3a. And, by the way, one of the two cases here was about the fucked up way that Maryland gerrymanders in favor of Democrats by carving out a white people area. This shit swings both ways, but right now, because Republicans have taken over most state legislatures, it's gonna end up favoring Republicans overall. But demography is destiny and that pendulum can swing back, assholes.

4. To an extent, then, the Court's decision to postpone a final judgment on whether or not to have a citizenship question on the census is useless. If states can just carve up districts like a spastic monkey with box of crayons, what does it matter how many people are in the state? However, of course, the other part of this is that total number of citizens determines total number of representatives per state. And if you get rid of all the non-citizens too afraid to answer and citizens who don't want to answer, then states like New York and California will lose seats and they will go to the shithole states. That's why it's hilarious to see conservatives go nutzoid in anger at Roberts for not giving them every goddamn thing they wanted right now.

4a. I put it at about even odds that Trump just orders that the question be put on the census form and dares anyone to fuckin' stop him. Why wouldn't he? Really, who would stop him?

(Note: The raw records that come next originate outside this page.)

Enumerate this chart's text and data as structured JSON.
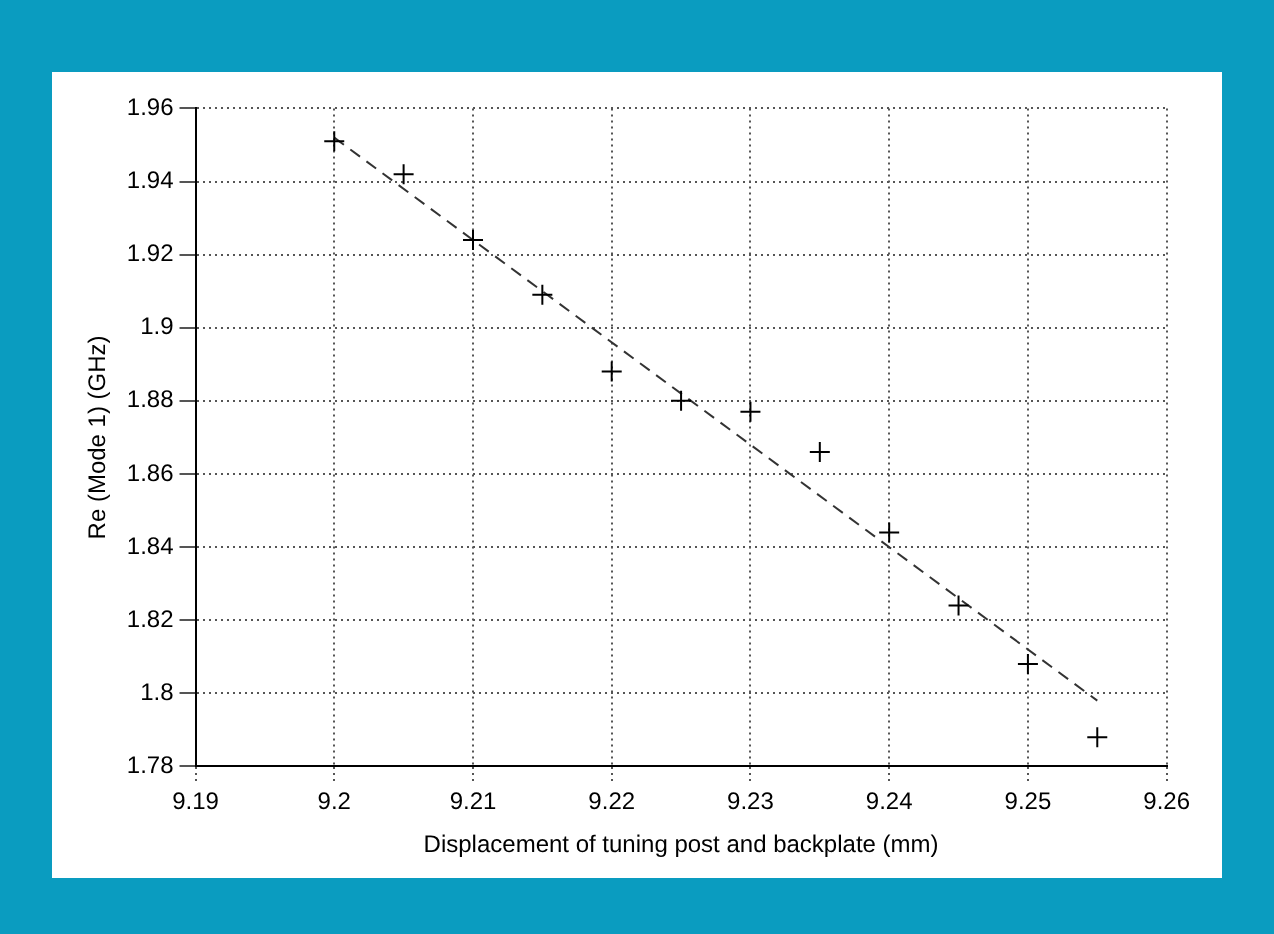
{
  "chart_data": {
    "type": "scatter",
    "xlabel": "Displacement of tuning post and backplate (mm)",
    "ylabel": "Re (Mode 1) (GHz)",
    "series": [
      {
        "color": "#000000",
        "marker": "cross",
        "x": [
          9.2,
          9.205,
          9.21,
          9.215,
          9.22,
          9.225,
          9.23,
          9.235,
          9.24,
          9.245,
          9.25,
          9.255
        ],
        "values": [
          1.951,
          1.942,
          1.924,
          1.909,
          1.888,
          1.88,
          1.877,
          1.866,
          1.844,
          1.824,
          1.808,
          1.788
        ]
      },
      {
        "type": "line",
        "color": "#333333",
        "line_style": "dashed",
        "marker": "none",
        "x": [
          9.2,
          9.255
        ],
        "values": [
          1.952,
          1.798
        ]
      }
    ],
    "xlim": [
      9.19,
      9.26
    ],
    "xticks": [
      9.19,
      9.2,
      9.21,
      9.22,
      9.23,
      9.24,
      9.25,
      9.26
    ],
    "ylim": [
      1.78,
      1.96
    ],
    "yticks": [
      1.78,
      1.8,
      1.82,
      1.84,
      1.86,
      1.88,
      1.9,
      1.92,
      1.94,
      1.96
    ],
    "grid": true
  }
}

5. The real winner today is Mitch McConnell. Because of his blank-faced evil and complete lack of ethics, he wiped his ass with Senate tradition and the Constitution and told everyone to sniff it. McConnell has engineered a generational shift in the judicial system of the United States, starting with his theft of the Supreme Court seat that should have been Merrick Garland's. Gotta hand it to him: the man has said that he's a motherfucker, and he brought out a whole bunch of mothers and just fucked them in every hole he could and in a few he made himself. Because that's what motherfuckers do. They fuck mothers. It's right there in the word.

6. And, as ever, the big fucking losers are Democrats, who barely whimpered over the Garland fuckery, who have been able to do little more than sit with their fingers up their asses while Republicans fuck their faces, and who, when they have power, will probably say that it's time to be nice again because bipartisanship or comity or whatever the fuck.

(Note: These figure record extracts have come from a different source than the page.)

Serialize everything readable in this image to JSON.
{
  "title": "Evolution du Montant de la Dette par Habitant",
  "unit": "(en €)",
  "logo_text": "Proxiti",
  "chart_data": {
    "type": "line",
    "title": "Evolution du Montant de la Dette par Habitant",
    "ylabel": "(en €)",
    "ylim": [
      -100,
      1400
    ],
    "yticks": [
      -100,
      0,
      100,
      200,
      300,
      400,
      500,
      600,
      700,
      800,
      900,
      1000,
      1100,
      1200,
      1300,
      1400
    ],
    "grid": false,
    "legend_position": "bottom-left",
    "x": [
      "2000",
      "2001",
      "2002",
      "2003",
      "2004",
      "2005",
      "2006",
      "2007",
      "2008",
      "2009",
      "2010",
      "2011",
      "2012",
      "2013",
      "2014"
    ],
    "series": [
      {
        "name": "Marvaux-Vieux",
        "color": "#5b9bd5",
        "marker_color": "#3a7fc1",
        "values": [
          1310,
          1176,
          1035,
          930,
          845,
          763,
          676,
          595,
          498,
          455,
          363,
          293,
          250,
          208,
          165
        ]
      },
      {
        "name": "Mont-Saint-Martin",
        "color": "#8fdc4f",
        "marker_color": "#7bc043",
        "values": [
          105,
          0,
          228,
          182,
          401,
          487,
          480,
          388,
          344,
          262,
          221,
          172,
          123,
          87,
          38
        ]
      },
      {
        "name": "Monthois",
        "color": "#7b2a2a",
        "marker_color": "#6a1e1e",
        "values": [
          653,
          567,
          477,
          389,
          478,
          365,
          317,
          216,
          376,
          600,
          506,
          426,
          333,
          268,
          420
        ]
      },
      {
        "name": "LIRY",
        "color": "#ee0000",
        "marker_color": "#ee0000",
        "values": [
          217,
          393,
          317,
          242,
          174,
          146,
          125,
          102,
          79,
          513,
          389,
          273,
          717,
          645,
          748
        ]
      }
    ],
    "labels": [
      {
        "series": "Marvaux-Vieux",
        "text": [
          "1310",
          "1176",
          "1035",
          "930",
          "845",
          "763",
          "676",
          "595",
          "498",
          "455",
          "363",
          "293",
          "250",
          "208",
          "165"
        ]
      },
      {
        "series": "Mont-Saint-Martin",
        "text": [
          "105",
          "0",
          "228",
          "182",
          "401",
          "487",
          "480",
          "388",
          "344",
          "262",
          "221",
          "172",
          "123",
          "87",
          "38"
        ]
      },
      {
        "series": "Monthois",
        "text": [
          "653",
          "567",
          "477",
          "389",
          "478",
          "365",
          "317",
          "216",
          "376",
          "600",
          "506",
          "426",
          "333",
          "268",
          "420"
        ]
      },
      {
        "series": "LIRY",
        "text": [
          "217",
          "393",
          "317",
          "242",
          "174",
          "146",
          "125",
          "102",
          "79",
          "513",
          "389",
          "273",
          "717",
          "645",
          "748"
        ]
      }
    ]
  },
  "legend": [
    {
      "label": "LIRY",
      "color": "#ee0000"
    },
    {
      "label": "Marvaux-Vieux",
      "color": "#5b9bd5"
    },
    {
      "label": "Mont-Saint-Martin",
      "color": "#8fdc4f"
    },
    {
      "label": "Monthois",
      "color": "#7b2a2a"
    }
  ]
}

6a. The fact that, so far, the Democratic National Committee has paid so little attention to winning back the Senate demonstrates an utter failure of leadership and imagination. Jesus fuck, if I had a couple of billion dollars, I'd fucking offer to move thousands of people from urban districts to suburban districts in gerrymandered states just to fuck it all up. I'd fight so fucking dirty that Karl Rove would jack off to the Machiavellian shit I would do. Democrats haven't learned that, and until we get this entrenched leadership the fuck out of there, the ones who still flinch when Republicans raise a hand, they just won't.